The distribution of uniqueness of PUF responses implemented in four different FPGA devices for these 1024 challenge values has been presented in
Figure 6. According to the histogram and
Table 1, the average inter-chip uniqueness is 37.018%. This value, satisfactory for most PUF applications [
22], can be controlled by adding more RO at the cost of increased resource consumption. The histogram’s shape approximates a normal distribution with a high standard deviation of 9%. Crucially, the quality of the generated responses strongly depends on the challenge value used to initialize the scrambler module. Thus, it is possible to define a range of challenges that would yield uniqueness close to the ideal value of 50%. In this study, a 10-bit scrambler was used, and all available initial challenge values (1024) were parsed. In the literature, the number of challenges used to calculate uniqueness is usually not defined, making it difficult to replicate results that are close to 50%.
The presented solution can be scaled in two ways. One way is to increase the size of the scrambler preserving the number of ROs, which will increase the number of CRPs but may reduce the uniqueness value. This solution will not affect hardware overhead much. The other way is to simultaneously increase the number of ROs, which will enhance both, the number and the quality of CRPs, at the expense of greater use of device resources.
Table 2 presents the resource utilization for RO PUFs dependent on the number of inverters. The results indicate that the proposed architecture of the PUF module is designed with low demand for logic elements of the system, corresponding to its use in resource-constrained devices.
In
Table 3, a comparison between the presented PUF solution with three inverters in a single ring oscillator and various implementations of other PUFs is presented. Both the statistical values of the generated responses and the utilization of resources were compared. The proposed architecture results in resource consumption significantly lower than the Strong PUF solution based on arbiters. It also offers lower hardware overhead than Strong PUFs presented in the literature as lightweight. In fact, the resource consumption of the PUF solution proposed in this paper is at the level offered by Weak PUFs. This developed version of the PUF can generate a larger number of challenge–response pairs compared to the Weak PUF, using only 174 Slices cells while maintaining a high reliability value. Despite its lower uniqueness value, the proposed solution proves competitive with other PUF versions as a lightweight alternative.
7. Conclusions
The paper presents a new lightweight PUF with a simple structure that can be conveniently implemented in FPGA. The proposed solution can be used as a Weak PUF for key generation purposes or a Strong PUF for device authentication. Compared to traditional Strong PUF, it has a significantly reduced complexity, resulting in low resource utilization and power consumption. These features are very suitable for applications in IoT resource-constrained devices. The PUF design was implemented on evaluation boards with Zynq 7000 devices equipped with 28 nm programmable logic. The experimental results show that it is satisfactory in uniformity, uniqueness, and reliability.

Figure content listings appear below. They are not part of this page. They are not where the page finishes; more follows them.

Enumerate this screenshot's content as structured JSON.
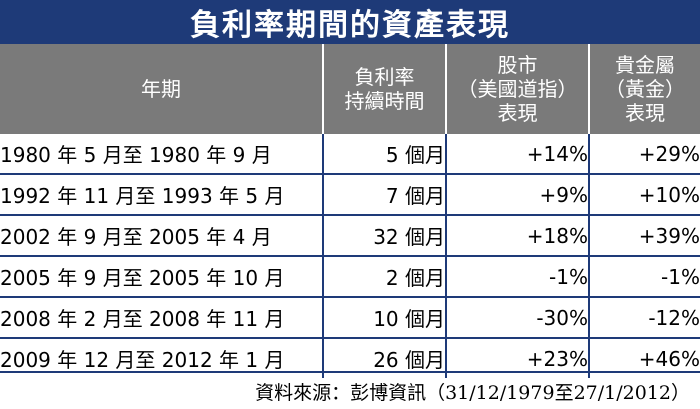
{
  "chart_data": {
    "type": "table",
    "title": "負利率期間的資產表現",
    "columns": {
      "period": "年期",
      "duration": [
        "負利率",
        "持續時間"
      ],
      "stock": [
        "股市",
        "（美國道指）",
        "表現"
      ],
      "gold": [
        "貴金屬",
        "（黃金）",
        "表現"
      ]
    },
    "rows": [
      {
        "period": "1980 年 5 月至 1980 年 9 月",
        "duration": "5 個月",
        "stock": "+14%",
        "gold": "+29%"
      },
      {
        "period": "1992 年 11 月至 1993 年 5 月",
        "duration": "7 個月",
        "stock": "+9%",
        "gold": "+10%"
      },
      {
        "period": "2002 年 9 月至 2005 年 4 月",
        "duration": "32 個月",
        "stock": "+18%",
        "gold": "+39%"
      },
      {
        "period": "2005 年 9 月至 2005 年 10 月",
        "duration": "2 個月",
        "stock": "-1%",
        "gold": "-1%"
      },
      {
        "period": "2008 年 2 月至 2008 年 11 月",
        "duration": "10 個月",
        "stock": "-30%",
        "gold": "-12%"
      },
      {
        "period": "2009 年 12 月至 2012 年 1 月",
        "duration": "26 個月",
        "stock": "+23%",
        "gold": "+46%"
      }
    ],
    "source": "資料來源：彭博資訊（31/12/1979至27/1/2012）"
  },
  "colors": {
    "title_background": "#1e3a78",
    "header_background": "#7a7a7a",
    "grid_lines": "#1e3a78"
  }
}
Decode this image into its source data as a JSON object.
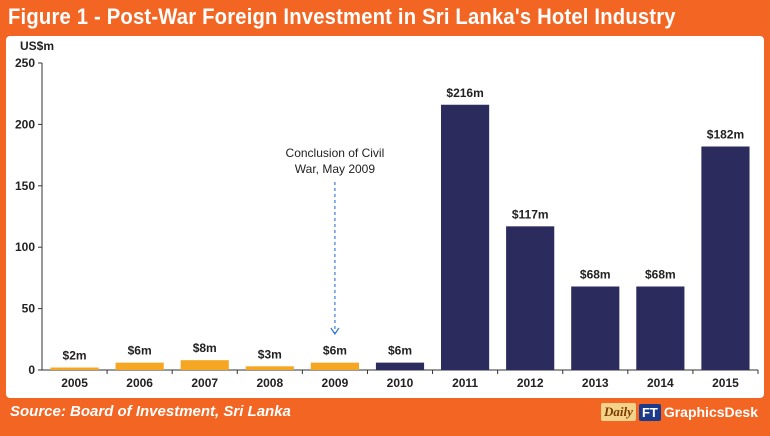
{
  "title": "Figure 1 - Post-War Foreign Investment in Sri Lanka's Hotel Industry",
  "source": "Source: Board of Investment, Sri Lanka",
  "brand": {
    "daily": "Daily",
    "ft": "FT",
    "desk": "GraphicsDesk"
  },
  "colors": {
    "background": "#f26522",
    "pre_war_bar": "#f5a623",
    "post_war_bar": "#2b2b5e",
    "annotation": "#3a7bd5"
  },
  "chart_data": {
    "type": "bar",
    "title": "Figure 1 - Post-War Foreign Investment in Sri Lanka's Hotel Industry",
    "xlabel": "",
    "ylabel": "US$m",
    "ylim": [
      0,
      250
    ],
    "yticks": [
      0,
      50,
      100,
      150,
      200,
      250
    ],
    "grid": false,
    "categories": [
      "2005",
      "2006",
      "2007",
      "2008",
      "2009",
      "2010",
      "2011",
      "2012",
      "2013",
      "2014",
      "2015"
    ],
    "values": [
      2,
      6,
      8,
      3,
      6,
      6,
      216,
      117,
      68,
      68,
      182
    ],
    "data_labels": [
      "$2m",
      "$6m",
      "$8m",
      "$3m",
      "$6m",
      "$6m",
      "$216m",
      "$117m",
      "$68m",
      "$68m",
      "$182m"
    ],
    "bar_colors": [
      "#f5a623",
      "#f5a623",
      "#f5a623",
      "#f5a623",
      "#f5a623",
      "#2b2b5e",
      "#2b2b5e",
      "#2b2b5e",
      "#2b2b5e",
      "#2b2b5e",
      "#2b2b5e"
    ],
    "annotation": {
      "lines": [
        "Conclusion of Civil",
        "War, May 2009"
      ],
      "category": "2009"
    }
  }
}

Future work involves investigating the proposed PUF’s performance by using more boards and chips. It is also planned to conduct experiments by changing the environmental conditions, e.g., ambient temperature, humidity, and core voltage of the FPGA. Another plan involves the security evaluation of the PUF against machine learning attacks.
The authors also intend to enhance the presented PUF with Controlled PUF [
3,
27] elements and make it a part of Hardware Root of the Trust IP core, where it can be used for cryptographic key storage and management purposes.